Sunday brought us back to Black Hill Regional Park, this time with Carole Bergmann in the first of two field trips to look at invasive non-indigenous plant species. We explored an area quite close to the patch where Baltimore Checkerspots are being reared. The newly-paved hard-surface Black Hill Trail, which snakes through the park property, is a mixed blessing. This hike-bike trail, much wider than the footpath it replaced, exposes more forest floor to daylight, allowing opportunists like Japanese Stiltgrass (Microstegium vimineum) to take over.
Another common invasive to be found in the park, one that I am less familiar with, is Wineberry (Rubus phoenicolasius), a tasty raspberry cousin with impossibly red drupes. It hopscotches across habitat by sending out hairy red canes that droop over and root when they touch ground.
Even though Polygonum and Microstegium can form dense mats that choke out all diversity in the ground cover, Carole (in her capacity as botanist for the county park system) gives less management attention to sprawling and trailing species like these and more to climbing vines and shrubs like Oriental Bittersweet (Celastrus orbiculatus).
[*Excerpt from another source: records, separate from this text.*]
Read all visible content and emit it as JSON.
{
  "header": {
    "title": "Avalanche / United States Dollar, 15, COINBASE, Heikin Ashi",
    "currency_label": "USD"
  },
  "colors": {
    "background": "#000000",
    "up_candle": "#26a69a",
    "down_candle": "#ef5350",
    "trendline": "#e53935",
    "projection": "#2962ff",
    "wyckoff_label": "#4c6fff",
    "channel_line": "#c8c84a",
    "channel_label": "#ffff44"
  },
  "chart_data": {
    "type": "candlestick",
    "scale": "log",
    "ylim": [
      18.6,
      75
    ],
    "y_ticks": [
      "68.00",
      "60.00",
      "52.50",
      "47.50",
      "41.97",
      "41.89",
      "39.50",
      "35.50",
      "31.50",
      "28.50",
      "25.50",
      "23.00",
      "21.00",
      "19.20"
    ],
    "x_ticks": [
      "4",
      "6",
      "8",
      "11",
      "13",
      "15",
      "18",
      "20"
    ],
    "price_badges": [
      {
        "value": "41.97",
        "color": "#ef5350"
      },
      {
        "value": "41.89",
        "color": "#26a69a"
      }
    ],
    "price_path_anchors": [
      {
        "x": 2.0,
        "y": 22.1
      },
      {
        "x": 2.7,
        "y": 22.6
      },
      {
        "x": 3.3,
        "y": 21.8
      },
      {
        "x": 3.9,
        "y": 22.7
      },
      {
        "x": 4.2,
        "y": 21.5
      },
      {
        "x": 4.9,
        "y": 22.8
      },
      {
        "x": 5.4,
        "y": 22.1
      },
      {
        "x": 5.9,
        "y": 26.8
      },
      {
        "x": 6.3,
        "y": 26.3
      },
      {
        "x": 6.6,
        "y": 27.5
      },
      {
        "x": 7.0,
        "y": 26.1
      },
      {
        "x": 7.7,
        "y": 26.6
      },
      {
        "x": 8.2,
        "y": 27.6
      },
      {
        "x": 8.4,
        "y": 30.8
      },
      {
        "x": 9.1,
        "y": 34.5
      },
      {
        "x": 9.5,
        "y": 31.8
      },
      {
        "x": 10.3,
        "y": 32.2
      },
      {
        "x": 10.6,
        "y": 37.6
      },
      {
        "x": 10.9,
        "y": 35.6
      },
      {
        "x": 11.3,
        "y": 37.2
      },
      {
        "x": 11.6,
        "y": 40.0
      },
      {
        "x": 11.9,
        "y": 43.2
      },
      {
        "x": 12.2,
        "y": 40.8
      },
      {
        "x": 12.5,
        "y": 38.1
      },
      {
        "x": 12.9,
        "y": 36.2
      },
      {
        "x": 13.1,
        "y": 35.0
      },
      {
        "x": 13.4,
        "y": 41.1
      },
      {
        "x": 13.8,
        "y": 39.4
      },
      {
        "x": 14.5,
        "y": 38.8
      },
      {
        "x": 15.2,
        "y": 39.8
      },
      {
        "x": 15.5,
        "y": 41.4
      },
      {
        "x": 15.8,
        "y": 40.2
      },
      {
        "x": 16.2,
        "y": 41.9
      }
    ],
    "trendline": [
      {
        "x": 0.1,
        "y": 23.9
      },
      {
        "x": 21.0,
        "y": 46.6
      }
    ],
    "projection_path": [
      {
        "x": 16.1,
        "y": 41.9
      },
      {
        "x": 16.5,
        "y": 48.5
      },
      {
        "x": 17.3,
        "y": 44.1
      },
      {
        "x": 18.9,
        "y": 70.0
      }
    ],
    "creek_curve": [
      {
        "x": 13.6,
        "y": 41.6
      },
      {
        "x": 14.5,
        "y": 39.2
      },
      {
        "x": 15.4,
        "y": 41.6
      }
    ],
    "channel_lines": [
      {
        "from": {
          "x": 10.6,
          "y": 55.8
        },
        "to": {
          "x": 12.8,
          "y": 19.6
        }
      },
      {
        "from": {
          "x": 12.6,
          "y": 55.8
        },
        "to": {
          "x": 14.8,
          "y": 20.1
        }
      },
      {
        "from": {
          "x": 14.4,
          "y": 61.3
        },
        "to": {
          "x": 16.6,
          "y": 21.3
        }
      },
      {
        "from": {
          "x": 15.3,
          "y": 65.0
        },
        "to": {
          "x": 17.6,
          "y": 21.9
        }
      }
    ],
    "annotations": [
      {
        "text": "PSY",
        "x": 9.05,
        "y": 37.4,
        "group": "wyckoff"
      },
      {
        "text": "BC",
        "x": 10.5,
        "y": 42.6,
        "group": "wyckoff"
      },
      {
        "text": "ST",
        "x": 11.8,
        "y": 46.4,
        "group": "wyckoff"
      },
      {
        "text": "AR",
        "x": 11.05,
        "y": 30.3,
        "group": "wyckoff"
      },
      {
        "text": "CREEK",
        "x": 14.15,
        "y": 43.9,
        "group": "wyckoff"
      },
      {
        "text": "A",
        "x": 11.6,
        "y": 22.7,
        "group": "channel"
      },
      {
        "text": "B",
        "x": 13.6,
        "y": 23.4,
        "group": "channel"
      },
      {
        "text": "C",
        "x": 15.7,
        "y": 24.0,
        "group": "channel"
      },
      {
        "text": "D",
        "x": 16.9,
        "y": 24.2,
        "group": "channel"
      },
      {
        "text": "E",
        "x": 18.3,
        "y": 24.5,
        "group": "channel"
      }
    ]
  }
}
These are species that can weaken and kill mature oaks and hickories and hence open up yet more gaps in the canopy. While the bittersweet is the bane of upcounty forests, in the south the big problem is Porcelainberry (Ampelopsis brevipedunculata).
Near the boat landing area, Carole showed us a meadow that had been largely restored. Most of the Autumn Olive (Elaeagnus umbellata) has been removed, and Spotted Knapweed (Centaurea stoebe), a thistle lookalike that is usually thought of as a pest of the west, is under control.